The disappearance and probable murder of Saudi dissident journalist Jamal Khashoggi is the biggest Mideast development in a long time, and once again the U.S. mainstream media is ignoring or downplaying key elements of the story:

* The mainstream is rightly starting to focus on the repressive history of the Saudi de facto leader, Crown Prince Mohammed bin Salman, but is not emphasizing that he is also responsible for the armed onslaught against neighboring Yemen, which has killed tens of thousands of civilians, maybe more, and triggered the largest cholera epidemic in human history.

*  The mainstream is pointing to Donald Trump’s close ties to the 33-year-old Crown Prince, without noting that support for the Saudi regime is longstanding and bipartisan; in 2011 Barack Obama approved $60 billion in arms sales to the kingdom, up to that point the largest weapons transaction in history.

*  The mainstream is not noting that Israel is in a de facto alliance with the Saudis, (thus once again discrediting the tattered Clash of Civilizations theory).

*  The mainstream — so far — is not reporting sufficiently on the huge, well-funded Saudi lobbying and Congressional bribing apparatus in the U.S.; you have to turn to this excellent exposé in The Nation, which reported that “More than a third of the members of Congress contacted by such a [public relations] firm [registered to promote Saudi interests] also received a campaign contribution from a foreign agent at that firm.”

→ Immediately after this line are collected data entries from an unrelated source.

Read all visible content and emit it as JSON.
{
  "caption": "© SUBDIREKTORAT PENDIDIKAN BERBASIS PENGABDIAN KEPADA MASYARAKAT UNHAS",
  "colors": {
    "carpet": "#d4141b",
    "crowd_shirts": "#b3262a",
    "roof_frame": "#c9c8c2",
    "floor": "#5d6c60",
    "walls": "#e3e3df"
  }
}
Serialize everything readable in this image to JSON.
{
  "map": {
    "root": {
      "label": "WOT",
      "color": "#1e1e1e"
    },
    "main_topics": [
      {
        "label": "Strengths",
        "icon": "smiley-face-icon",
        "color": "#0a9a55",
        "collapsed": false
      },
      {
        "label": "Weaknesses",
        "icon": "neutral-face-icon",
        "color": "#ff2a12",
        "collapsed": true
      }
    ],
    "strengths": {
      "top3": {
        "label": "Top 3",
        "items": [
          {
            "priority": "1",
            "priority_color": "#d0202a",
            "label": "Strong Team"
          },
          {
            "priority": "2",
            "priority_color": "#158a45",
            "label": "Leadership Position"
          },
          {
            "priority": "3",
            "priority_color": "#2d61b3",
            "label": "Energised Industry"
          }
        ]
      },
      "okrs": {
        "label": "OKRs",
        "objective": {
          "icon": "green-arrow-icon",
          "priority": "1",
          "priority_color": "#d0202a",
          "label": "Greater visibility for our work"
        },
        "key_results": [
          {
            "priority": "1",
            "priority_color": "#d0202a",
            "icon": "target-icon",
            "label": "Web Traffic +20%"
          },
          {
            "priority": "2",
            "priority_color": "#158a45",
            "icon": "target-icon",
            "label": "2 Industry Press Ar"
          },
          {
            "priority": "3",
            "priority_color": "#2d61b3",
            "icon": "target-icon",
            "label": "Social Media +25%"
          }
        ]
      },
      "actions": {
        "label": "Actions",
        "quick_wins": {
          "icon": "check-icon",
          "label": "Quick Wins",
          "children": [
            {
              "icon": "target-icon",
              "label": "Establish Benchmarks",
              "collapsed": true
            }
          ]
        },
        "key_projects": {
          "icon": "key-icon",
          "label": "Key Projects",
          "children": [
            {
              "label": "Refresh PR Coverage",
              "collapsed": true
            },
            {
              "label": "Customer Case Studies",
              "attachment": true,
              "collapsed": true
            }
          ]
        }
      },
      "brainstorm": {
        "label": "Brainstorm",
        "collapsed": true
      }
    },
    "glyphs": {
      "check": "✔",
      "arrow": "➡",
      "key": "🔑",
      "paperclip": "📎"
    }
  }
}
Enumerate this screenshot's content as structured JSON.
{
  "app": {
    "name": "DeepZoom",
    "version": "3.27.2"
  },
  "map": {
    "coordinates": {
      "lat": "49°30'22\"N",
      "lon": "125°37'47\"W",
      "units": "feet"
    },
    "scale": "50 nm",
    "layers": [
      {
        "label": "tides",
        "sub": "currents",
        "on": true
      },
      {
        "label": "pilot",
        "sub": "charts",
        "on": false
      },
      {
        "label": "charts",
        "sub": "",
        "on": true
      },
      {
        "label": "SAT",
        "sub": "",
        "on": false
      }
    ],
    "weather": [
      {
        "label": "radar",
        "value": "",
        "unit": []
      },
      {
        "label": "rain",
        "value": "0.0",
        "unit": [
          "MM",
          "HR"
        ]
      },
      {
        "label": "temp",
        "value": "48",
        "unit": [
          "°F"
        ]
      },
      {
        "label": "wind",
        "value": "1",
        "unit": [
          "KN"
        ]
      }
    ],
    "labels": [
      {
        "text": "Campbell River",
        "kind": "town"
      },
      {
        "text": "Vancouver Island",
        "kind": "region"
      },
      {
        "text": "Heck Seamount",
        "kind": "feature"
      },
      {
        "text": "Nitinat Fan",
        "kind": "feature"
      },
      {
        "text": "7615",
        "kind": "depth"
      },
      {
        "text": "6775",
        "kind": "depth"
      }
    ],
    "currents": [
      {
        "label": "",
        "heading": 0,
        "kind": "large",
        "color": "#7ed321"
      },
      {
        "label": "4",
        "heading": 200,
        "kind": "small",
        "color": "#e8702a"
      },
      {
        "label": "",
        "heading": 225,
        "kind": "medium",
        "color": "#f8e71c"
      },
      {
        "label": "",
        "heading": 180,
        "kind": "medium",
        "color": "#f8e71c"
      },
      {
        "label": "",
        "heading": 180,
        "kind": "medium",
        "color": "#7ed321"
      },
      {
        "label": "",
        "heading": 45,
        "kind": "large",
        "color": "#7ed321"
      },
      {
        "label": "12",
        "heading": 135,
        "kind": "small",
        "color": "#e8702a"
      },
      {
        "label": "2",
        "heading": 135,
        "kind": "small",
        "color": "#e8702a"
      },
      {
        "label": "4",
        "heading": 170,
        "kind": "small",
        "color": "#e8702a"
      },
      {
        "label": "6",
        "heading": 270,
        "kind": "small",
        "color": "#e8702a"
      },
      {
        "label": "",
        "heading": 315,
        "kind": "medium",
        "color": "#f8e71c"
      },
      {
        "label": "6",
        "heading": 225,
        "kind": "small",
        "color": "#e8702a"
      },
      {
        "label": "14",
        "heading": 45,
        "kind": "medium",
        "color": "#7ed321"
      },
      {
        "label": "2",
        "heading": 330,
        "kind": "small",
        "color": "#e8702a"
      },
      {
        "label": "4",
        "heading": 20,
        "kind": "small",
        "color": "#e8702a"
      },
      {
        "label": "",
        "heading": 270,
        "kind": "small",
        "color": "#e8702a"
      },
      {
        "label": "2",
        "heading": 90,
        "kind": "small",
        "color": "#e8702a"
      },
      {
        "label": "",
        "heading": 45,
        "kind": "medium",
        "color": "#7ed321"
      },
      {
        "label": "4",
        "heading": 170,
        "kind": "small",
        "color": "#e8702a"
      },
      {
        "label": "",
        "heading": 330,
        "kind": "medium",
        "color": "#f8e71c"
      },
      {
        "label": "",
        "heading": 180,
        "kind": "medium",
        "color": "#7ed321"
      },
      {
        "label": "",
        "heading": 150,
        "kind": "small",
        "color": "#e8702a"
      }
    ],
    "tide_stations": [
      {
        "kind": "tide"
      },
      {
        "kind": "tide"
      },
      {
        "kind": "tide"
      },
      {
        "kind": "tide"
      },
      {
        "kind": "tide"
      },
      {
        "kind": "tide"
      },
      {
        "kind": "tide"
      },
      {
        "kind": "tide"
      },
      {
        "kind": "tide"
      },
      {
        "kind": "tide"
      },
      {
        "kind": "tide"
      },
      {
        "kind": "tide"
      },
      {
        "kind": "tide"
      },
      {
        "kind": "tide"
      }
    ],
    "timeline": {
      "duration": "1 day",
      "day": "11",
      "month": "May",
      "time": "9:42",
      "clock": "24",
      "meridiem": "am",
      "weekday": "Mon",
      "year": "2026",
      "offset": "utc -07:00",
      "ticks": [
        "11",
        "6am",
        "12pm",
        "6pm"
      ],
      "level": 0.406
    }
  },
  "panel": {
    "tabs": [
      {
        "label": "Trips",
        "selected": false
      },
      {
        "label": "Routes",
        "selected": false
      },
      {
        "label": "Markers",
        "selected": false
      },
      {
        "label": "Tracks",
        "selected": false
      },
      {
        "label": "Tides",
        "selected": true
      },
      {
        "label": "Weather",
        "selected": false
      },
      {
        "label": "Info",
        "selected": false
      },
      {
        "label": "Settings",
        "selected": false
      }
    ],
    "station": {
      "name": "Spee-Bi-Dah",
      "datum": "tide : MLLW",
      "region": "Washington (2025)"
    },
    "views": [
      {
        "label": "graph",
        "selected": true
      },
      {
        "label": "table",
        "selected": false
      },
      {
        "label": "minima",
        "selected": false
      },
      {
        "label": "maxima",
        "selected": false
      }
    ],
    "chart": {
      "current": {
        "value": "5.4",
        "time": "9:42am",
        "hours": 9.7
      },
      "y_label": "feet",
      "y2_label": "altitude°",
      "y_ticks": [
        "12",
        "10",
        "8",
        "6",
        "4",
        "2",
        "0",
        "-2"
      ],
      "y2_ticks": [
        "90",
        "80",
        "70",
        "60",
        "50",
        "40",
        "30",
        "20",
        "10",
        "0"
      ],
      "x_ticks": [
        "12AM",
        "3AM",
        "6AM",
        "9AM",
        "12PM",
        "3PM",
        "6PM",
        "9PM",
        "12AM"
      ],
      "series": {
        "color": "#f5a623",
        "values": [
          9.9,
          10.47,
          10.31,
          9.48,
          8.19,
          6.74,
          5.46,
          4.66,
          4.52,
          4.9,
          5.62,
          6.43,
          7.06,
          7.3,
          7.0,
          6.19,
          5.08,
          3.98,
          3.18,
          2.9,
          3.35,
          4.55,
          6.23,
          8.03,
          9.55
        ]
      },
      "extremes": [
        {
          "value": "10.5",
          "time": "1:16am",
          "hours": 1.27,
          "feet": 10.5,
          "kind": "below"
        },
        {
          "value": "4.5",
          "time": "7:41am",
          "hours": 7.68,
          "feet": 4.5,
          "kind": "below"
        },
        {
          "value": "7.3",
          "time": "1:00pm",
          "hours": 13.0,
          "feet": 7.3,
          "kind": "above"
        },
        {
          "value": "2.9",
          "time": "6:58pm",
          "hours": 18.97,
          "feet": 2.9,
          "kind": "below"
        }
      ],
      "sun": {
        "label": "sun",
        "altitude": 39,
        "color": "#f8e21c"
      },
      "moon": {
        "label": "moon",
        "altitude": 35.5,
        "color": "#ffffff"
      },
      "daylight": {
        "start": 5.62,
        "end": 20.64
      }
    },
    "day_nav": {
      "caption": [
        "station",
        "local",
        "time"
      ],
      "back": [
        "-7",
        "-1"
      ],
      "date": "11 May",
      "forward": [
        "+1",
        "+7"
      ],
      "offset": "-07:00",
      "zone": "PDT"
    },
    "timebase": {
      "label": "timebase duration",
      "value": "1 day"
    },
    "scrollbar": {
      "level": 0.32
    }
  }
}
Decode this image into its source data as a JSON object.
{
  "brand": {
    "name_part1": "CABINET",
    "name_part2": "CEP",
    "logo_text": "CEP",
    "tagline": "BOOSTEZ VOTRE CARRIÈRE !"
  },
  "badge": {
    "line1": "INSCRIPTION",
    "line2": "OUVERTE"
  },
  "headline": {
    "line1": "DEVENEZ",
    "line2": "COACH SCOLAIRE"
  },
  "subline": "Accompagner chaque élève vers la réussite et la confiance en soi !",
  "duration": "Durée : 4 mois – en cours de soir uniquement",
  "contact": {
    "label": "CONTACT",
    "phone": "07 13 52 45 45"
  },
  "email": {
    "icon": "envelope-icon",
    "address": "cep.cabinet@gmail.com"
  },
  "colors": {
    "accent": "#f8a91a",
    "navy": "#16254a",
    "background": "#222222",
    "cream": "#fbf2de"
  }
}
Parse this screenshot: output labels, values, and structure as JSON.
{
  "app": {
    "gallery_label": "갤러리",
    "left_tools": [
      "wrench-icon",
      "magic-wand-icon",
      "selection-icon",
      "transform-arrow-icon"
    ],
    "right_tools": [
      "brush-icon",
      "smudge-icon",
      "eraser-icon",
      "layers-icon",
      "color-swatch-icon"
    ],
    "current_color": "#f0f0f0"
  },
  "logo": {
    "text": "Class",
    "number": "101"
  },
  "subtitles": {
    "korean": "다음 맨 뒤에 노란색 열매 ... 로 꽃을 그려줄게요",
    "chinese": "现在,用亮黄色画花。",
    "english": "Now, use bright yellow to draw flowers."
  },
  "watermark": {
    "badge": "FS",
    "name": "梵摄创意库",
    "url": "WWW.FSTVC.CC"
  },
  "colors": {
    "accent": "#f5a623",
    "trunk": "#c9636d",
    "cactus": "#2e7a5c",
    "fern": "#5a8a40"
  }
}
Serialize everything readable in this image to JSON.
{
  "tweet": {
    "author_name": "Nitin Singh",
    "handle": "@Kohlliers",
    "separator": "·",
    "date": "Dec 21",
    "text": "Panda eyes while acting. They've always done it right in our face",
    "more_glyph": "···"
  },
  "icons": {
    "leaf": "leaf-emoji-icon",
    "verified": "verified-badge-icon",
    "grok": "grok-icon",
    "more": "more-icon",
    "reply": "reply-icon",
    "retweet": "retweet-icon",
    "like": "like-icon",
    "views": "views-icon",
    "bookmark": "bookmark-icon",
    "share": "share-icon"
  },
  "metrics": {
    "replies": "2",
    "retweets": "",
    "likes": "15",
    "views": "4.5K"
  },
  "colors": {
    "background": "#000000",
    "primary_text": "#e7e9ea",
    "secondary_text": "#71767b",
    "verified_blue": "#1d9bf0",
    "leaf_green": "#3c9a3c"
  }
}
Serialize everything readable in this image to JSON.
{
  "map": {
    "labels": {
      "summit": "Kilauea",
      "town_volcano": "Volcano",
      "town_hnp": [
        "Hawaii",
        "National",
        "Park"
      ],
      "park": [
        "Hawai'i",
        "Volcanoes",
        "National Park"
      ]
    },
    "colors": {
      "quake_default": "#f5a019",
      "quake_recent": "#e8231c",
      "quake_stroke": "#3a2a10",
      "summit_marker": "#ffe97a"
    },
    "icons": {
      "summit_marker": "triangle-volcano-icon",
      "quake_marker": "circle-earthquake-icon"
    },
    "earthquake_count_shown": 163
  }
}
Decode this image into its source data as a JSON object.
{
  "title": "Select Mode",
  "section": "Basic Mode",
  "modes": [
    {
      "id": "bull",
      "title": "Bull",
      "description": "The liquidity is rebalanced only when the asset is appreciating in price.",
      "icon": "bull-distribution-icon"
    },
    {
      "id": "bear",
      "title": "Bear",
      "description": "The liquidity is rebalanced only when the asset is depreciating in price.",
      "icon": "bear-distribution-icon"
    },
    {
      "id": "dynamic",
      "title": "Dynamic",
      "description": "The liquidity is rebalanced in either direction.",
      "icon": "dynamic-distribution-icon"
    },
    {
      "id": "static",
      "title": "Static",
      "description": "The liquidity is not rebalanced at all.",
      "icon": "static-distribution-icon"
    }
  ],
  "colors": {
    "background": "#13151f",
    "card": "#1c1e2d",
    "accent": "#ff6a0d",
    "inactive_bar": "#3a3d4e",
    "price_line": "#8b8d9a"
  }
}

Instead of pursuing these angles, the mainstream U.S. media is focussing on the minute details of Khashoggi’s disappearance inside a Saudi consulate in Turkey, and giving too much space to unbelievable Saudi denials.

(A shining exception to mainstream failure is the Washington Post’s Karen Attiah, who was Khashoggi’s editor at the paper’s GlobalPosts section and who is appearing tirelessly on television asking for answers.)

The worst overall mainstream offender, unsurprisingly, is New York Times opinion writer Thomas Friedman, who had been the Crown Prince’s biggest cheerleader. In a rambling, whining column, Friedman tried to exonerate himself after his latest blunder. He opened his plea by violating journalistic ethics — he revealed that Khashoggi had been the source of an anonymous quote in one of his previous columns. The quote itself may have seemed mild. But if by some miracle Khashoggi is still alive in a Saudi prison somewhere, revealing that he spoke anonymously to a foreign reporter could have enraged his captors and jeopardized his life. 

Friedman nowhere admitted he had been terribly wrong to gush over bin Salman as a “reformer” — just as he has never apologized for his disgusting, full-throated endorsement of the disastrous U.S. invasion of Iraq in 2003. We repeat our standing call: “Fire Thomas Friedman.”

(Friedman, and others, continue to call the Crown Prince by his initials, “M.B.S.”, dishonestly claiming he is “commonly known” in that fashion. It’s doubtful he’s known that way in the Arab world, and the usage tends to humanize someone who turns out to be a repressive murderer.)

On a positive note, the awful crime in Turkey should at least put Saudi Arabia under closer scrutiny. One place to start is the excellent 2016 book by Medea Benjamin, of Code Pink, called Kingdom of the Unjust: Behind the U.S.-Saudi Connection.